Chaos, then, we are now told, and here is the beginning of symbolism, cannot but be thought negatively, i.e. as perfect disorder, as "a-cosmos", a 'negative concept'. It is but the reflected image of the absolute absence of order, the strange image of the possible destruction of all determined things at one and the same time. Yet, the paradox is that, just like 'chance', it cannot, in fact, be imagined, let alone thought, as the 'absolute' ("absolute disorder") it supposedly is - for chaos "as such" would always be relative to a certain order of things as the reflection of the coherence and consistency proper to another kind of order (mechanism and finality, or the "detensively" spatial and the intensively vital, in Bergson). Or: in truth, chaos is but a representation of the fact that the real does not consist of a single order or of a single level of being. And if the chaotic is made into some sort of a 'universal operator' it can then only mean: the essentially non-real. Thus, it is rapidly concluded: in itself chaos is nothing real, it only exists in the anxious imagination of a limited subjectivity as the mere obstruction of any figure or image, including its own. (And in this way it would become the mere "vacuous" sign of 'pure exteriority'.)

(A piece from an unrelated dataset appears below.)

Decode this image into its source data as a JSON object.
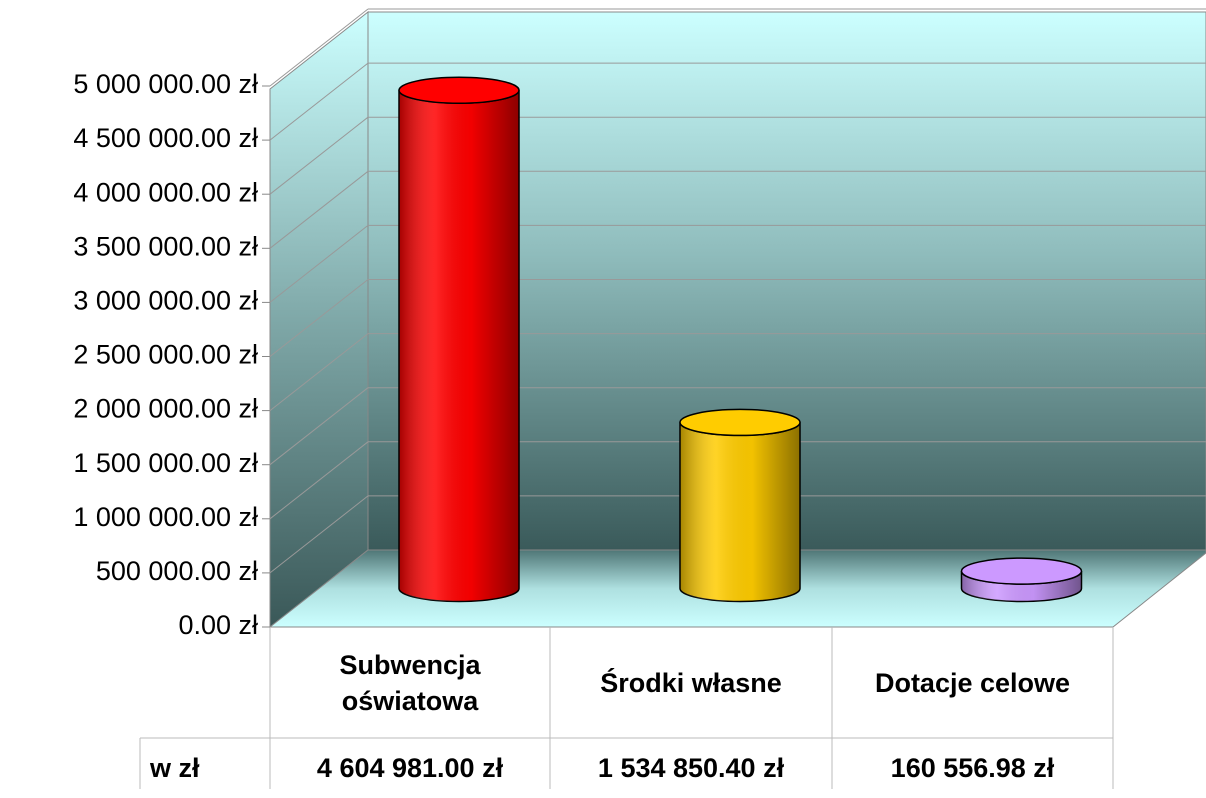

But, does 'chaos' necessarily mean 'disorder'? Is it not possible to follow the dispersion of the real into a multiplicity of 'orders' or divergent levels which defy any cosmic totalization, without thereby relativizing and reducing chaos to the paradox of its negative image? How could chaos, in other words, still be thought positively?

In my lecture I would propose a response in the form of three lines of inquiry that would be articulated together and thus make a short presentation of a more general project (a doctoral thesis I am currently working on) which traces the irreducible relation between the aleatory existence of things, the originary diffraction of space, and a positive notion of chaos as an in itself after all.

The first part would hence consist in drawing the outlines of a chaosmogony, and the inherent fractal folding of chaos and cosmos would be presented. In this inner-folding, the second line of inquiry would follow the refraction of the real into a multiplicity of divergent levels of being which form the 'non-smooth' texture of an originarily diffracted space. The third line would follow the way these divergent levels are knotted together, here and there; how they are more or less caught up in each other within the circumstantial constellations of beings, and the way a thing in itself might be defined just as such a knot.